Flottenrichter Kranzbühler : "Avant de vous demander d'autres précisions, je voudrais savoir la raison pour laquelle on rayait ces événements du livre de bord."

Témoin Godt : "Il fallait garder le secret. Les livres de bord des sous-marins étaient lus par de très nombreuses personnes : d'abord, dans les centres d'instructions de l'arme sous-marine, et ensuite dans de nombreux services du Haut-Commandement. On prenait alors grand soin de garder le secret."

Flottenrichter Kranzbühler : "En combien d'exemplaires rédigeait-on le livre de bord des sous-marins ?"

Témoin Godt : "En six ou huit exemplaires."

Flottenrichter Kranzbühler : "La suppression de ces événements dans le livre de bord signifiait-elle que tous les exemplaires étaient détruits dans chaque service, ou bien certains Etats-Majors conservaient-ils ces exemplaires ?"

Témoin Godt : "Ces comptes rendus étaient envoyés au Commandant en chef des sous-marins, et probablement à l'Etat-Major des Opérations navales."

Flottenrichter Kranzbühler : "Existait-il un ordre de guerre permanent pour le règlement de ces incidents ?"

Témoin Godt : "Oui."

Flottenrichter Kranzbühler : "Quelles étaient ses dispositions ?"

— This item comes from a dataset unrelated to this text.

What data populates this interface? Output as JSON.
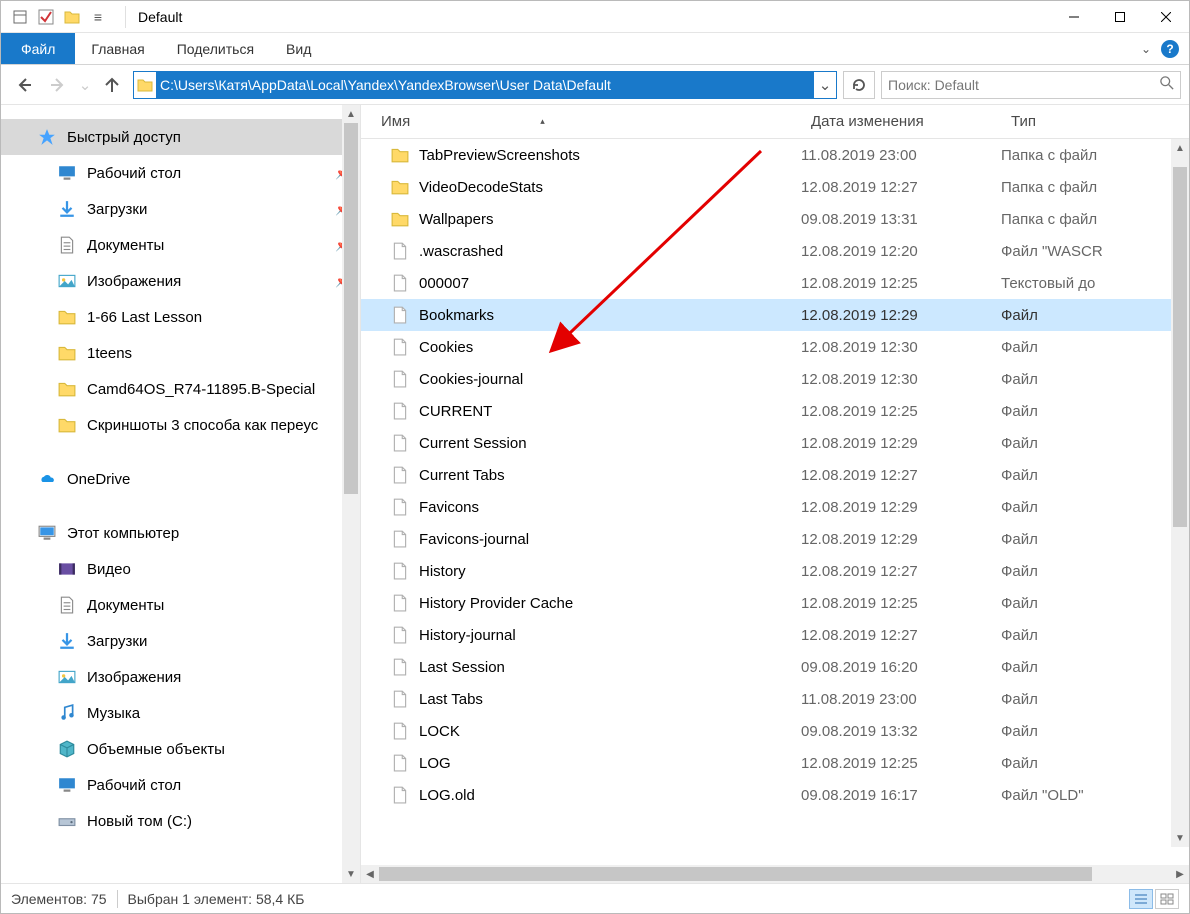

Témoin Godt : "Il stipulait que ces incidents devaient faire l'objet d'un rapport radiotélégraphique, et qu'un rapport complémentaire devait être fourni plus tard, soit par écrit, soit oralement."

Flottenrichter Kranzbühler : "Cet ordre contient-il une allusion quelconque à l'omission de ces incidents sur le livre de bord ?"

Témoin Godt : "Non."

Flottenrichter Kranzbühler : "Voulez-vous me dire comment on procéda à cette altération du livre de bord, dans le cas de l'Athenia ?"

Témoin Godt : "Dans le cas de l'Athenia, le lieutenant de vaisseau Lemp déclara à son retour qu'il avait torpillé ce bateau croyant qu'il s'agissait d'un croiseur auxiliaire. Je ne saurais plus vous dire exactement si c'était là la première fois que j'apprenais l'existence d'une telle possibilité, si on avait déjà songé à l'éventualité d'un torpillage par un sous-marin allemand. Lemp fut envoyé à Berlin pour y faire son rapport et on ordonna un secret absolu sur cette affaire."

Flottenrichter Kranzbühler : "Qui ?"

Témoin Godt : "L'Etat-Major des Opérations navales, après qu'un ordre provisoire eut été donné par nos services. J'ai donné l'ordre de supprimer ce fait du livre de bord du sous-marin."

Flottenrichter Kranzbühler : "Et cela, bien entendu, sur les ordres de l'amiral Dönitz, n'est-ce pas, qui l'avait ordonné ?"

Témoin Godt : "Parfaitement, oui en son nom."